Liberalism and conservatism start
in the brain:
In a simple experiment reported today in the journal Nature Neuroscience, scientists at New York University and UCLA show that political orientation is related to differences in how the brain processes information.
Previous psychological studies have found that conservatives tend to be more structured and persistent in their judgments whereas liberals are more open to new experiences. The latest study found those traits are not confined to political situations but also influence everyday decisions.
The experiment is one that will be familiar to many people as one similar that was floating around teh internetz not long ago to measure internalized racism, in which images are presented for quick response on the keyboard. In this case, the letters M and W were presented, and participants were instructed to tap the keyboard only when one or the other appeared. The one that required tapping was presented more frequently, to dispose the participants toward tapping.

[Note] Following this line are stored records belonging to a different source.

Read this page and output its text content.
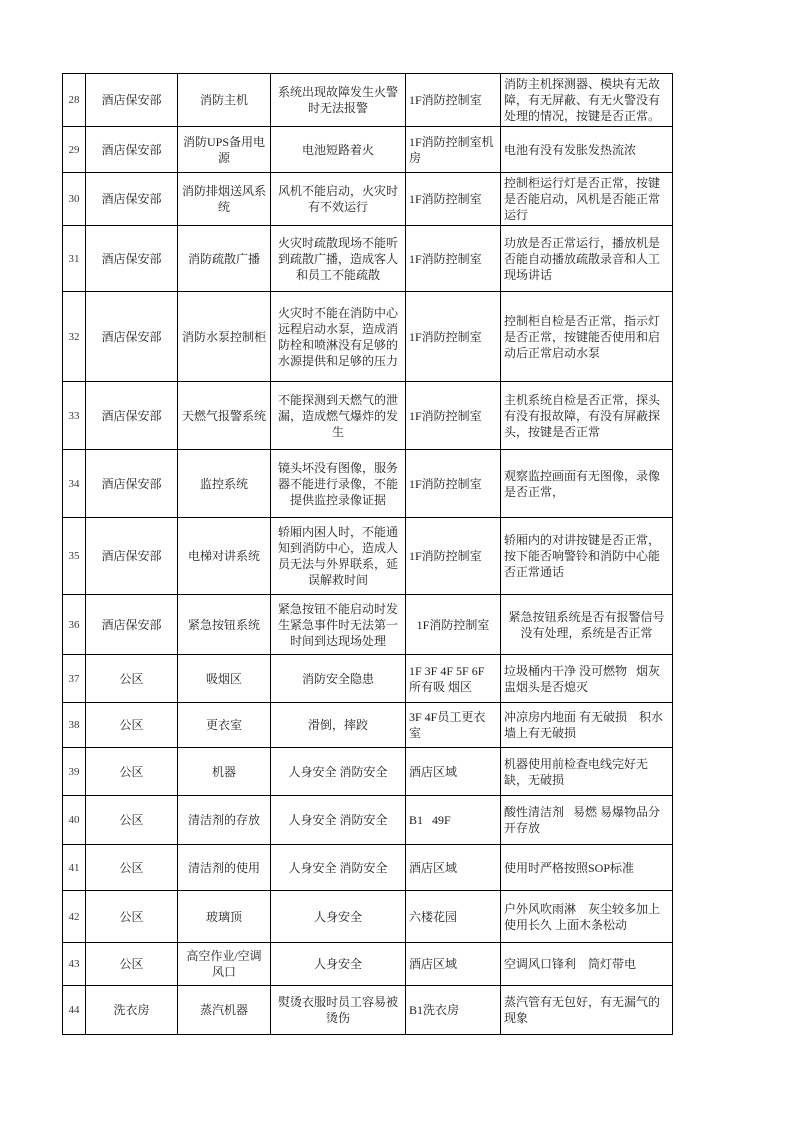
28	酒店保安部	消防主机	系统出现故障发生火警时无法报警	1F消防控制室	消防主机探测器、模块有无故障，有无屏蔽、有无火警没有处理的情况，按键是否正常。
29	酒店保安部	消防UPS备用电源	电池短路着火	1F消防控制室机房	电池有没有发胀发热流浓
30	酒店保安部	消防排烟送风系统	风机不能启动，火灾时有不效运行	1F消防控制室	控制柜运行灯是否正常，按键是否能启动，风机是否能正常运行
31	酒店保安部	消防疏散广播	火灾时疏散现场不能听到疏散广播，造成客人和员工不能疏散	1F消防控制室	功放是否正常运行，播放机是否能自动播放疏散录音和人工现场讲话
32	酒店保安部	消防水泵控制柜	火灾时不能在消防中心远程启动水泵，造成消防栓和喷淋没有足够的水源提供和足够的压力	1F消防控制室	控制柜自检是否正常，指示灯是否正常，按键能否使用和启动后正常启动水泵
33	酒店保安部	天燃气报警系统	不能探测到天燃气的泄漏，造成燃气爆炸的发生	1F消防控制室	主机系统自检是否正常，探头有没有报故障，有没有屏蔽探头，按键是否正常
34	酒店保安部	监控系统	镜头坏没有图像，服务器不能进行录像，不能提供监控录像证据	1F消防控制室	观察监控画面有无图像，录像是否正常，
35	酒店保安部	电梯对讲系统	轿厢内困人时，不能通知到消防中心，造成人员无法与外界联系，延误解救时间	1F消防控制室	轿厢内的对讲按键是否正常，按下能否响警铃和消防中心能否正常通话
36	酒店保安部	紧急按钮系统	紧急按钮不能启动时发生紧急事件时无法第一时间到达现场处理	1F消防控制室	紧急按钮系统是否有报警信号没有处理，系统是否正常
37	公区	吸烟区	消防安全隐患	1F 3F 4F 5F 6F 所有吸 烟区	垃圾桶内干净 没可燃物   烟灰     盅烟头是否熄灭
38	公区	更衣室	滑倒，摔跤	3F 4F员工更衣室	冲凉房内地面 有无破损    积水     墙上有无破损
39	公区	机器	人身安全 消防安全	酒店区域	机器使用前检查电线完好无缺，无破损
40	公区	清洁剂的存放	人身安全 消防安全	B1   49F	酸性清洁剂   易燃 易爆物品分开存放
41	公区	清洁剂的使用	人身安全 消防安全	酒店区域	使用时严格按照SOP标准
42	公区	玻璃顶	人身安全	六楼花园	户外风吹雨淋    灰尘较多加上使用长久 上面木条松动
43	公区	高空作业/空调风口	人身安全	酒店区域	空调风口锋利    筒灯带电
44	洗衣房	蒸汽机器	熨烫衣服时员工容易被烫伤	B1洗衣房	蒸汽管有无包好，有无漏气的现象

Each participant was wired to an electroencephalograph that recorded activity in the anterior cingulate cortex, the part of the brain that detects conflicts between a habitual tendency (pressing a key) and a more appropriate response (not pressing the key). Liberals had more brain activity and made fewer mistakes than conservatives when they saw a W, researchers said. Liberals and conservatives were equally accurate in recognizing M.
…Frank J. Sulloway, a researcher at UC Berkeley's Institute of Personality and Social Research who was not connected to the study, said the results "provided an elegant demonstration that individual differences on a conservative-liberal dimension are strongly related to brain activity."
Analyzing the data, Sulloway said liberals were 4.9 times as likely as conservatives to show activity in the brain circuits that deal with conflicts, and 2.2 times as likely to score in the top half of the distribution for accuracy.
Interesting. Of course the real question—and always the best question and hardest to answer—is why. Are these differences wholly biological, wholly socialized, a combination thereof? My guess would be a biological predisposition that is either reinforced or undermined by individual socialization and will—which would also explain why there are diehard conservatives, diehard liberals, and lots of people in between.